Another clash of heads and a cut for Crawford this time, the replay showing Porter reached behind and pulled his opponent’s head into it; naughty and rough. They both landed in this round, but Porter looked the busier.
This was the point the perfect fight comments came for Porter. And he did look sharp, energetic, changing levels and frustrating Crawford. He was setting a high pace, though…
That continued in the 8th round, Crawford tried to get on his toes like Porter, but he was kept guessing as a right hand landed and he had to tie up, he didn’t know quite what to expect.
Round 9. Something changed. It was as if Crawford flicked a switch.
Out with piston punches to the head, landing too, Porter not in trouble but not as mobile.
Crawford even tried to tease Porter with his movement, before tasting two right hands, including the looping right the challenger was looking for all night. Unfortunately, Porter then smothered his work through too much energy. That was a great round.
A clearer Crawford in the next. Why? He finally got the jab going, keeping Porter away, giving him something else to think about as he tried to slip round the jab and make something of his own.
Suddenly Porter looked a little more flat footed, as Crawford rolled away from trouble, getting in and out with quick punches, showing more poise.
And he had worked Porter’s movement out by the 10th when opening him up with his feints to deliver a down the middle punch which knocked him down.
Crawford stayed patient, used the jab and set up a quick, accurate combo which put Porter down again.
And suddenly his trainer and father Kenny was on the apron, throwing in the towel. It was all over. Really?
A Controversial Stoppage?
I thought Porter looked discombobulated on the canvas when he took the combo.

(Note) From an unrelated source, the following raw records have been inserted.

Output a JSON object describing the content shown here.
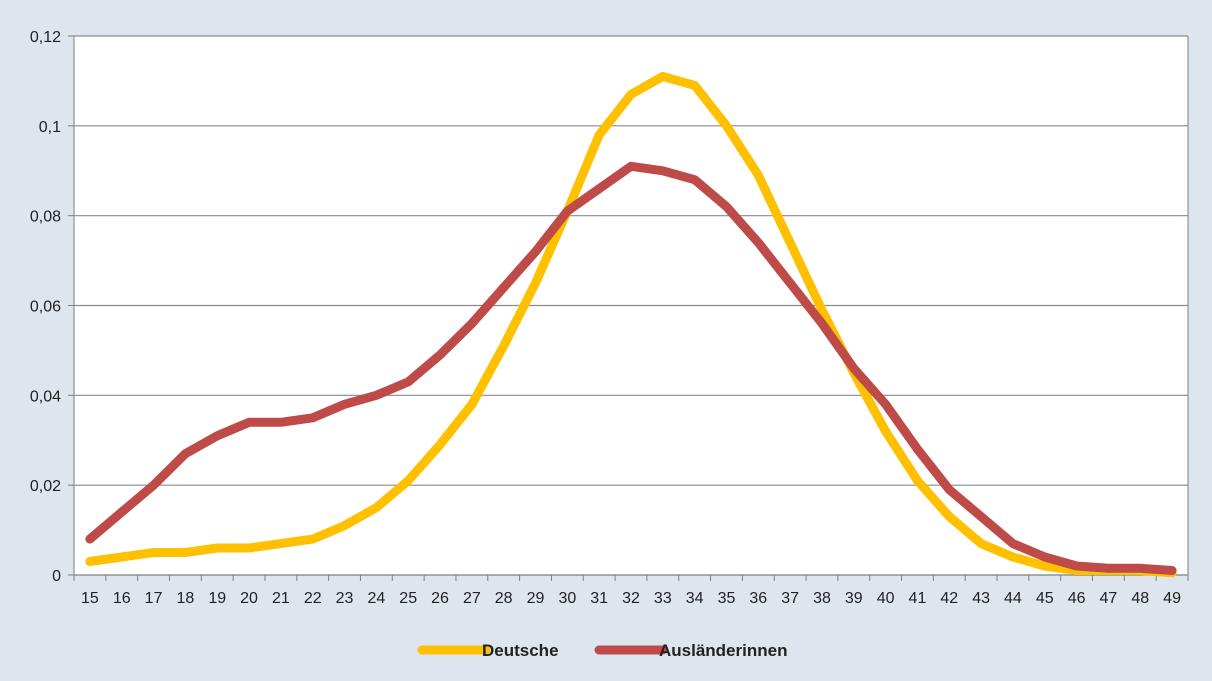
{
  "chart_data": {
    "type": "line",
    "x": [
      15,
      16,
      17,
      18,
      19,
      20,
      21,
      22,
      23,
      24,
      25,
      26,
      27,
      28,
      29,
      30,
      31,
      32,
      33,
      34,
      35,
      36,
      37,
      38,
      39,
      40,
      41,
      42,
      43,
      44,
      45,
      46,
      47,
      48,
      49
    ],
    "series": [
      {
        "name": "Deutsche",
        "color": "#ffc000",
        "values": [
          0.003,
          0.004,
          0.005,
          0.005,
          0.006,
          0.006,
          0.007,
          0.008,
          0.011,
          0.015,
          0.021,
          0.029,
          0.038,
          0.051,
          0.065,
          0.081,
          0.098,
          0.107,
          0.111,
          0.109,
          0.1,
          0.089,
          0.074,
          0.059,
          0.045,
          0.032,
          0.021,
          0.013,
          0.007,
          0.004,
          0.002,
          0.001,
          0.001,
          0.001,
          0.0005
        ]
      },
      {
        "name": "Ausländerinnen",
        "color": "#be4b48",
        "values": [
          0.008,
          0.014,
          0.02,
          0.027,
          0.031,
          0.034,
          0.034,
          0.035,
          0.038,
          0.04,
          0.043,
          0.049,
          0.056,
          0.064,
          0.072,
          0.081,
          0.086,
          0.091,
          0.09,
          0.088,
          0.082,
          0.074,
          0.065,
          0.056,
          0.046,
          0.038,
          0.028,
          0.019,
          0.013,
          0.007,
          0.004,
          0.002,
          0.0015,
          0.0015,
          0.001
        ]
      }
    ],
    "y_ticks": [
      "0",
      "0,02",
      "0,04",
      "0,06",
      "0,08",
      "0,1",
      "0,12"
    ],
    "ylim": [
      0,
      0.12
    ],
    "grid": "horizontal",
    "legend_position": "bottom-center",
    "background": "#dde5ef",
    "plot_background": "#ffffff"
  }
}
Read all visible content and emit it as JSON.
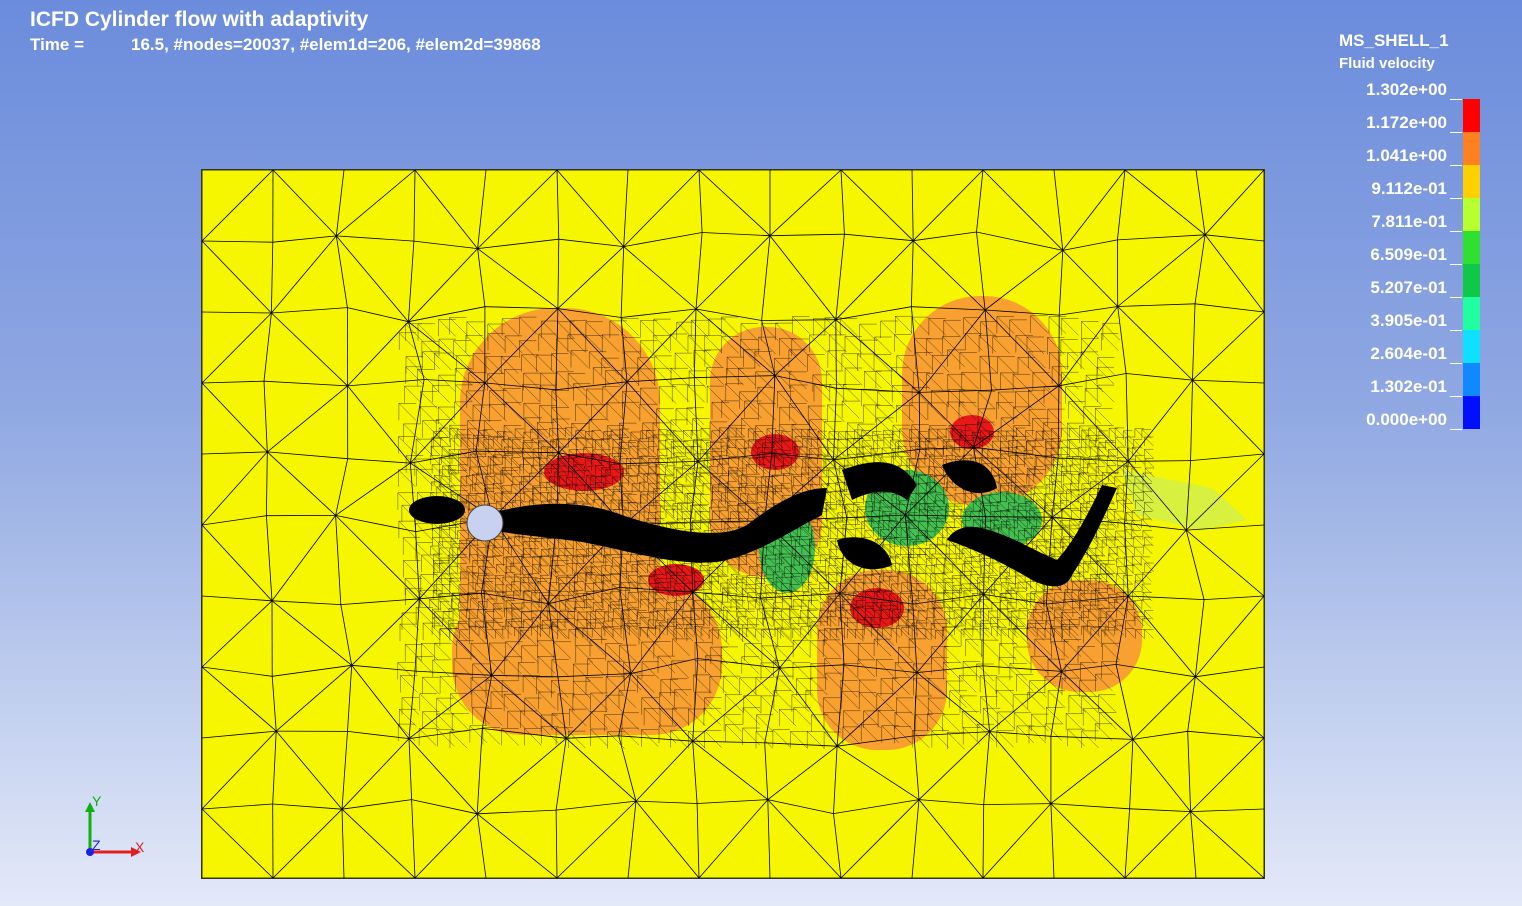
{
  "header": {
    "title": "ICFD Cylinder flow with adaptivity",
    "time_label": "Time =",
    "time_info": "16.5, #nodes=20037, #elem1d=206, #elem2d=39868"
  },
  "legend": {
    "part_name": "MS_SHELL_1",
    "quantity": "Fluid velocity",
    "labels": [
      "1.302e+00",
      "1.172e+00",
      "1.041e+00",
      "9.112e-01",
      "7.811e-01",
      "6.509e-01",
      "5.207e-01",
      "3.905e-01",
      "2.604e-01",
      "1.302e-01",
      "0.000e+00"
    ],
    "colors": [
      "#ff0000",
      "#ff8020",
      "#ffd000",
      "#b8ff30",
      "#30e030",
      "#10c848",
      "#20ffa0",
      "#10e0ff",
      "#1088ff",
      "#0010ff"
    ]
  },
  "axes": {
    "x": "X",
    "y": "Y",
    "z": "Z"
  },
  "colors": {
    "domain_background": "#f6f600",
    "mesh_line": "#000000",
    "orange_region": "#f8a030",
    "red_region": "#e81818",
    "green_region": "#44c050",
    "light_green_region": "#d8f040",
    "cylinder": "#c8d2f0"
  }
}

But listening to Chris Mannix and Sergio Mora on Chris’ excellent podcast, they put good points; Mora spoke against family members as trainers, because a father for instance won’t want to see his son suffer a beating – there are two sides to that thought.
They also said that Porter didn’t seem to be hurt, it was a world title chance and it was close.

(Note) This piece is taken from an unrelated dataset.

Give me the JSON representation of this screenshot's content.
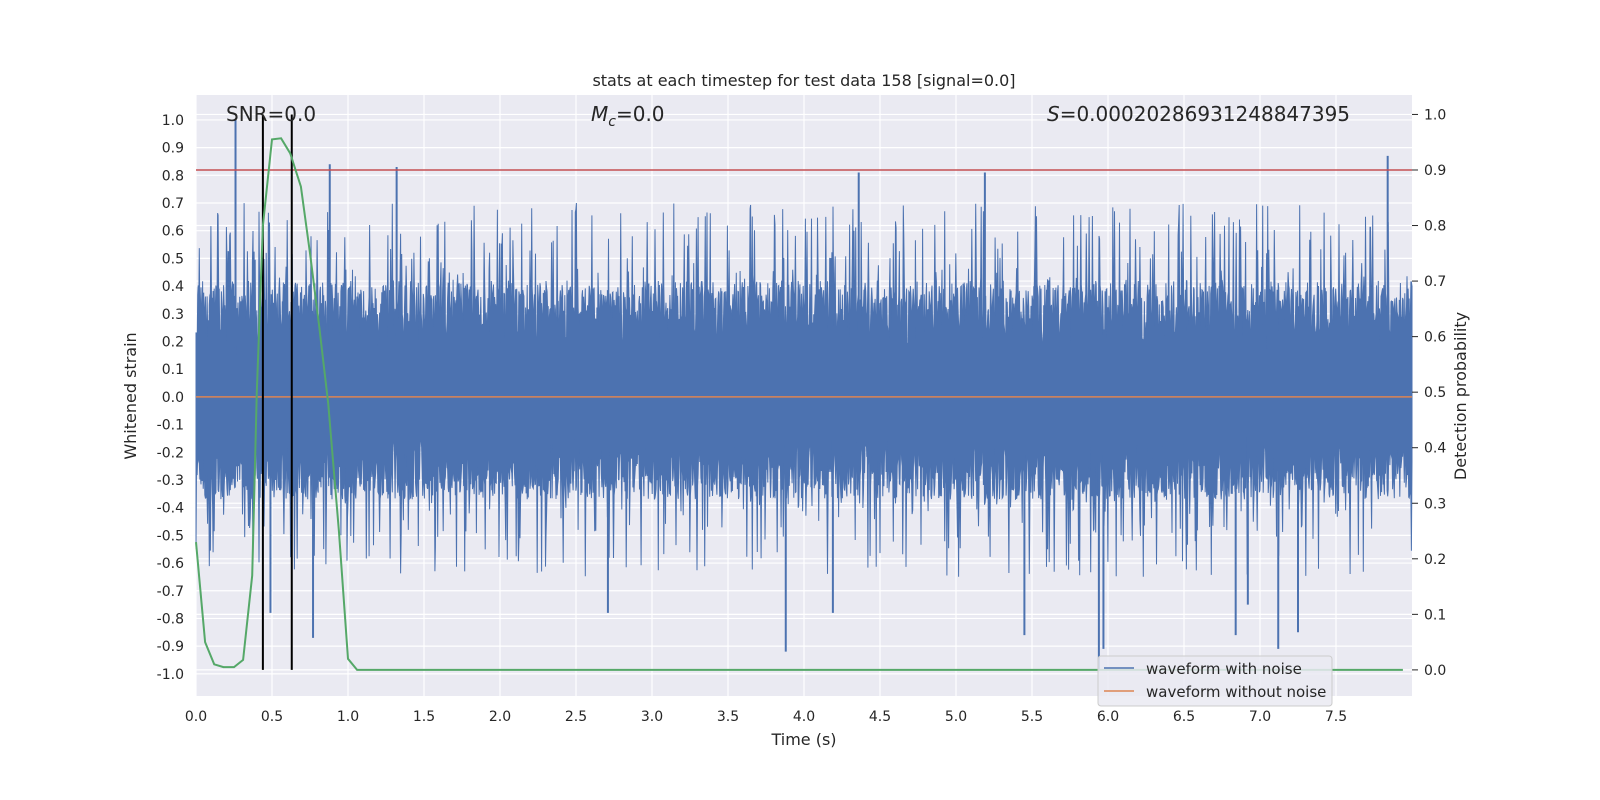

There were only 2 rounds to get through and yet Crawford seemed to have glided into another gear and Porter was still doing the work he had been trying all evening.
His father later said his son didn’t prepare how he wanted him to – what? This is a world title fight and Shawn Porter has always been prepared to fight.
I think it was the correct decision, but one that will be replayed over and over again, in light of what happened with Porter just after.
Porter announced his retirement. Sky Sports reported, ‘He later revealed that, regardless of the result, he had planned to end a boxing career that yielded two reigns as world welterweight champion’ and ‘Porter later said: ‘I understand my dad. I took too many clean shots which isn’t the Porter way.’
He apparently only continued after he fought Errol Spence so he could get the crack at Crawford. Which begs the question; if he had won, would he have retired then?
What’s Next For Crawford?
Errol Spence. He was there. Crawford called him out again after. It promises to be another cracking fight. He stopped Porter, Spence couldn’t.
This fight showed Crawford as a proper fighter. To some, me included, he was already that. Surely no one is saying he hasn’t fought the best contender now. DAZN asked ‘Would he deliver under the brightest of lights?’ He did. Definitively.